Petite sorcière de l’école qui encraule les lignes de son cahier de synchyses, et millepertuis et que j’aimais – qui trouve que le chat a plus d’amour dans le regard que cet inexistant fiancé, qui répétait tant et tant rituels et formulettes afin que reviennent les âges heureux. Petite sorcière qui espérait tant l’être.
Petits enfants sorcières à qui l’on cache vos filiations divines à la lune, aux sources, aux herbes, mais qui retrouvent l’héritage secret en traçant les pentacles de vos marelles, en redisant les comptines rebelles.
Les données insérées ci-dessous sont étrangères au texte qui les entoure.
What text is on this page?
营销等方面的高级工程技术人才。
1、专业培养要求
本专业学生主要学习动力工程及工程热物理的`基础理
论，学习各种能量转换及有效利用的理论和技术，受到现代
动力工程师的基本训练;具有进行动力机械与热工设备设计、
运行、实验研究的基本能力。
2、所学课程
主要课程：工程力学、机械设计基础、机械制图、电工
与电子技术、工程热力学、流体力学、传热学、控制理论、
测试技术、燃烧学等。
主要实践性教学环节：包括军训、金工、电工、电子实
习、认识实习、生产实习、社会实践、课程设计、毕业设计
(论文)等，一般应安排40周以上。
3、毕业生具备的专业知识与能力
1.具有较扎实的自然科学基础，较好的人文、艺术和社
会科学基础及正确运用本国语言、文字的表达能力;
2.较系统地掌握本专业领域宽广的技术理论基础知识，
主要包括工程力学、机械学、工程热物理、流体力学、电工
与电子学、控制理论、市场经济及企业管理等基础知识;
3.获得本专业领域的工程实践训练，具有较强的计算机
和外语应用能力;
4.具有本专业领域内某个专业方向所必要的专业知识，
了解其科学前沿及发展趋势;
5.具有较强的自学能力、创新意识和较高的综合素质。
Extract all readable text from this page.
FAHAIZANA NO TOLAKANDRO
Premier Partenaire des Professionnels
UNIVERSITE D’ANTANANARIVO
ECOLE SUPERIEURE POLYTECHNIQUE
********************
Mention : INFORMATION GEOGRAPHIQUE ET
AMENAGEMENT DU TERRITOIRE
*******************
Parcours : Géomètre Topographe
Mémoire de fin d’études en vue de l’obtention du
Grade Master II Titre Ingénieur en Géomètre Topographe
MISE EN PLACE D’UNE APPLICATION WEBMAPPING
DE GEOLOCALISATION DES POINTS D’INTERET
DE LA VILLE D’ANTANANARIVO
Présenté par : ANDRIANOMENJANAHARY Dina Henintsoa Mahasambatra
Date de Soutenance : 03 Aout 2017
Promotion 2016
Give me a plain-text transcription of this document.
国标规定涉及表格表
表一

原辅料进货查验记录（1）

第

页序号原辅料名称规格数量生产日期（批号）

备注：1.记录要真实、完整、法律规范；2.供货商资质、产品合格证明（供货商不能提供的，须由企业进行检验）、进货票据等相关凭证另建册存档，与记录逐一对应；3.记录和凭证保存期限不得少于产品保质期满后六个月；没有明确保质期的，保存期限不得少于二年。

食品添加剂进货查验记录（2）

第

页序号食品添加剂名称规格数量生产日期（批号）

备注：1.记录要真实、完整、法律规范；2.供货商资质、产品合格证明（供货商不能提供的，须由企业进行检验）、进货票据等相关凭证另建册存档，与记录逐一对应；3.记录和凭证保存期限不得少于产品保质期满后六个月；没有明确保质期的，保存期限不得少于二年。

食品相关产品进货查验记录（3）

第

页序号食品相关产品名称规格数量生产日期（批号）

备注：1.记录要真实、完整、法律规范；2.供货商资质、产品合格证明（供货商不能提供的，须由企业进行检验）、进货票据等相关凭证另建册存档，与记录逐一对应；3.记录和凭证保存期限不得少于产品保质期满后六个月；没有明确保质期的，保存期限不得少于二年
Petite fille de mai, épousée des haies et des rondes renouées. Le balai n’est pas l’outil d’une condition, mais le coursier des nuées, le sceptre tempestaire, la quenouille des Normes et du Temps.
Vieille Mère du Sureau, Baba Yaga, chères orgresses qui dévorez ceux qui vous auraient congelées. Sorcières des mares caliciales, des marais d’où l’on ne revient pas, de la chênaie moussue du Wistman’s wood, des pierres levées aux landes de Cojoux, des tourbières de Galway, de Salem, du Broken, Reine sombre de l’île de Man, sorcières lubriques des gouttières, un peu distraites des salons de thé, des Volksmärchen de Musaeus, rigolardes d’Ingoldsby, Tsaoutavieillo, Makralles des emmacralages ardennais, Striggs bergamasques, Barbara Steels des séances de minuit, sorcière de Gripari, sylvestres couronnées du Norfolk et d’Huntingdon, aux cheveux peints aux henné des herboristeries de Glastonbury, de Puck’s Fair, rose sorcière de Cinémonde, des sarabandes de Beselare, dames savantes qui derrière vos paupières savez : succubes de par-ci, succube de part-là, des boutures de capucine, glapissantes devineresses des orgueilleux Mac Beth, fiancée du pirate, Bohémienne, enfant trop aimante brisée sous une pierre de Redon, touchantes révoltées de Michelet, Malvenue seignolienne, sanglantes innocentes de Jean Rollin, gardiennes et enchanteresses de ce qui est encore. Brûlées pour avoir rêvé à la légèreté des oiseaux. Herbes sorcières qui fleuriront nos songes quand nous ne serons plus…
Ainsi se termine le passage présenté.